Da cidade de Ribeirão Preto/SP, a banda Fatal Scream lança seu debut, “From Silence to Chaos”.

Sendo uma banda relativamente nova, idealizada em 2012, e que está lançando seu primeiro trabalho com tamanha qualidade, a banda inicia sua carreira chegando com os dois pés na porta.

Sua sonoridade é uma mistura bem dosada de estilos como o Thrash, Power e o Heavy Metal, o que resulta em um trabalho com peso, técnica e dinâmica na dose certa.

Os riffs encorpados e a cozinha densa destacam essas características, acompanhados pelas fortes melodias do poderoso vocal de Carol Lima, grande destaque desse álbum.

Faixas como “Killer Wolf”, com seu peso e refrão pegajoso, “Before The Judgement”, a qual soa como um clássico atemporal e “Betrayer”, agressiva e cheia de groove mostram que a banda caminha com bastante segurança dentro dos estilos citados.

Outro ponto forte nesse trabalho é a produção sonora. O trabalho feito por Rômulo Felício, no Under Studio, possui clareza e naturalidade entre o equilíbrio de cada timbre sem perder o peso e a agressividade sonora da banda.

O único ponto fraco, mas não menos importante, é o material gráfico.

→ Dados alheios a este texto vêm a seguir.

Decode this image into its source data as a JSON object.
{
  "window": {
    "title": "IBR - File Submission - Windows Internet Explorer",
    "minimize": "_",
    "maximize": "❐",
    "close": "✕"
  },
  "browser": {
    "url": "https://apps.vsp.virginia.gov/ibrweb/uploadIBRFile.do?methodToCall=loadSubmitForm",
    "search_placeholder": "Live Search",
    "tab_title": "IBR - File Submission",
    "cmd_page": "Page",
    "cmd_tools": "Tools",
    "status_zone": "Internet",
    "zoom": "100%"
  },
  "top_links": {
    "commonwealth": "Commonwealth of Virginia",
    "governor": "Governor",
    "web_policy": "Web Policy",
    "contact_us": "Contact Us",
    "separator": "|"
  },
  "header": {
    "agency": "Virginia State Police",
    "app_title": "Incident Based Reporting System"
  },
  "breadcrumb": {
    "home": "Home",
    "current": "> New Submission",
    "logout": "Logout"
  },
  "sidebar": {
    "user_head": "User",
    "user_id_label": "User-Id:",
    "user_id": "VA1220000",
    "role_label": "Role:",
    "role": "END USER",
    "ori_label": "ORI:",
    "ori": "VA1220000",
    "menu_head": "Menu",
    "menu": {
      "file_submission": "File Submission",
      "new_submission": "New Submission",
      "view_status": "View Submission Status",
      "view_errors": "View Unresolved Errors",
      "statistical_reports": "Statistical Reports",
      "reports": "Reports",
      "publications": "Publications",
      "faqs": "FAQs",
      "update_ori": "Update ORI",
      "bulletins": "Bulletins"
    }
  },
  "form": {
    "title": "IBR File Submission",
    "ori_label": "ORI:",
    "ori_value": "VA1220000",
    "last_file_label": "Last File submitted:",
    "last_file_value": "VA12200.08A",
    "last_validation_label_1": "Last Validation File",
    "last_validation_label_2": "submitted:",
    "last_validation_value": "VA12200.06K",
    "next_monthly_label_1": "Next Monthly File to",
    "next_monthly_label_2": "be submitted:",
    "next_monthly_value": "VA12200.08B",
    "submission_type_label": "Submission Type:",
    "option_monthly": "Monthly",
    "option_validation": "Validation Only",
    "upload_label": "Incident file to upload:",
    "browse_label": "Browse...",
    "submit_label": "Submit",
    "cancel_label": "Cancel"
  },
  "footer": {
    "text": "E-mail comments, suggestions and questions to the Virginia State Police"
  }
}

A capa está interessante, mas no interior do encarte as letras estão espremidas, algumas legíveis e outras de difícil visualização.

Numa era onde o download gratuito reina, acho que as bandas (principalmente da cena underground) deveriam investir um pouco mais na qualidade de seu produto final, não desmerecendo a parte gráfica e tornando a, assim, um atrativo a mais.

Carol Lima (Vocal)

Diego Aricó (Guitarra)

Rodrigo Hurtiga Trujillo (Baixo)

Carlos Lourenço (Bateria)

José Roberto Cardoso (Guitarra)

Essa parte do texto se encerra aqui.